His chest rose up and he moved to cover her be
fore he paused. His large hands spanned her waist and lifted her to straddle his great hulk before she could utter a word.

His hands were everywhere then, stroking her hair, her shoulders, her breasts, until he reached her most intimate place of all and she trembled with longing. A surge of dampness rushed between her limbs and she felt anew her embarrassment.

But he seemed so happy. For the first time since the illness had descended, his lips were curled at the edges.

His voice rumbled with pleasure, and his hands moved to grasp her hips firmly to raise her in a position above him. She watched with nearly unbearable yearning as he teased her until she was sure she would die from the pleasure. She wanted him so badly.

“Easy,” he ground out as she attempted to take him inside of her.
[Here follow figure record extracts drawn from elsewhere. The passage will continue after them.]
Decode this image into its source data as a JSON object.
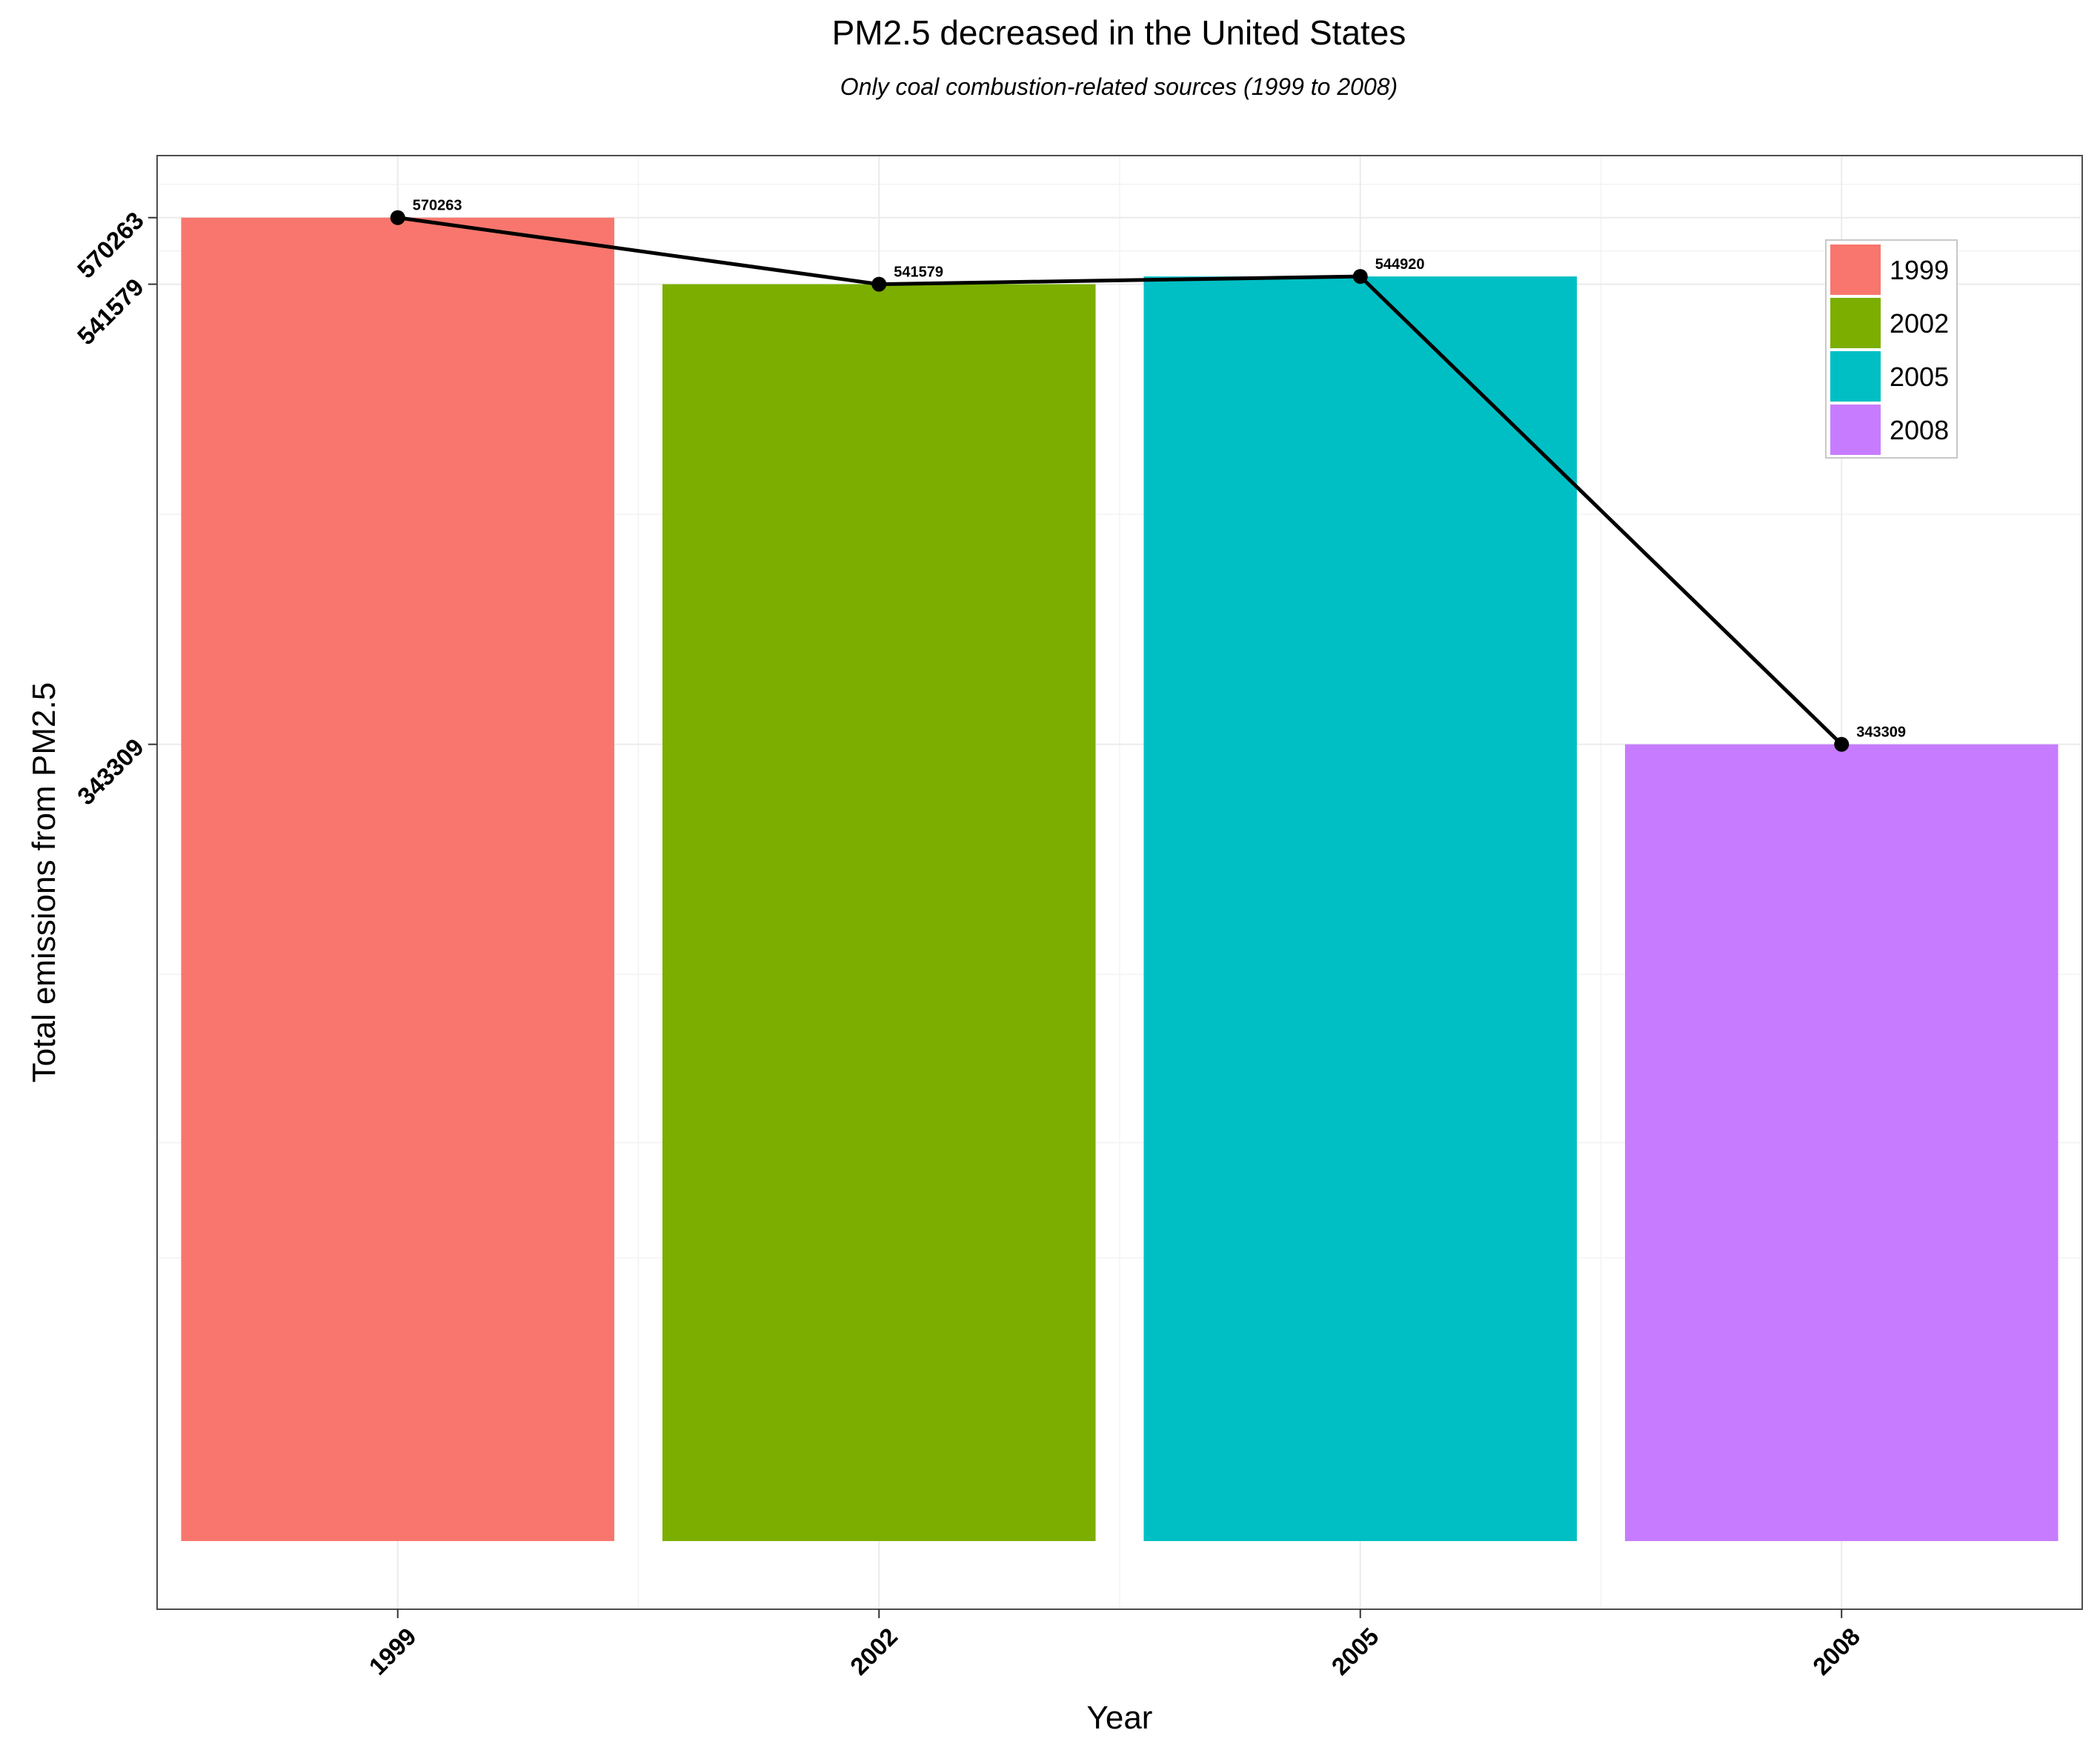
{
  "chart_data": {
    "type": "bar",
    "title": "PM2.5 decreased in the United States",
    "subtitle": "Only coal combustion-related sources (1999 to 2008)",
    "xlabel": "Year",
    "ylabel": "Total emissions from PM2.5",
    "categories": [
      "1999",
      "2002",
      "2005",
      "2008"
    ],
    "values": [
      570263,
      541579,
      544920,
      343309
    ],
    "data_labels": [
      "570263",
      "541579",
      "544920",
      "343309"
    ],
    "y_ticks": [
      343309,
      541579,
      570263
    ],
    "y_tick_labels": [
      "343309",
      "541579",
      "570263"
    ],
    "ylim": [
      0,
      597000
    ],
    "overlay_line": true,
    "grid": true,
    "legend": {
      "position": "top-right",
      "entries": [
        "1999",
        "2002",
        "2005",
        "2008"
      ]
    },
    "colors": [
      "#F8766D",
      "#7CAE00",
      "#00BFC4",
      "#C77CFF"
    ]
  }
}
She felt so hesitant and inexperienced.

“Relax your muscles,” he murmured, his hands easing her up and down just the slightest bit. “That’s it. Now just a little more.”

For long moments he touched her, guided her knees to open wider, encouraged her to take more of him inside her, and all the while the heat of their passion whirled around them, cocooning them together in the silken strands of pleasure as he patiently helped her.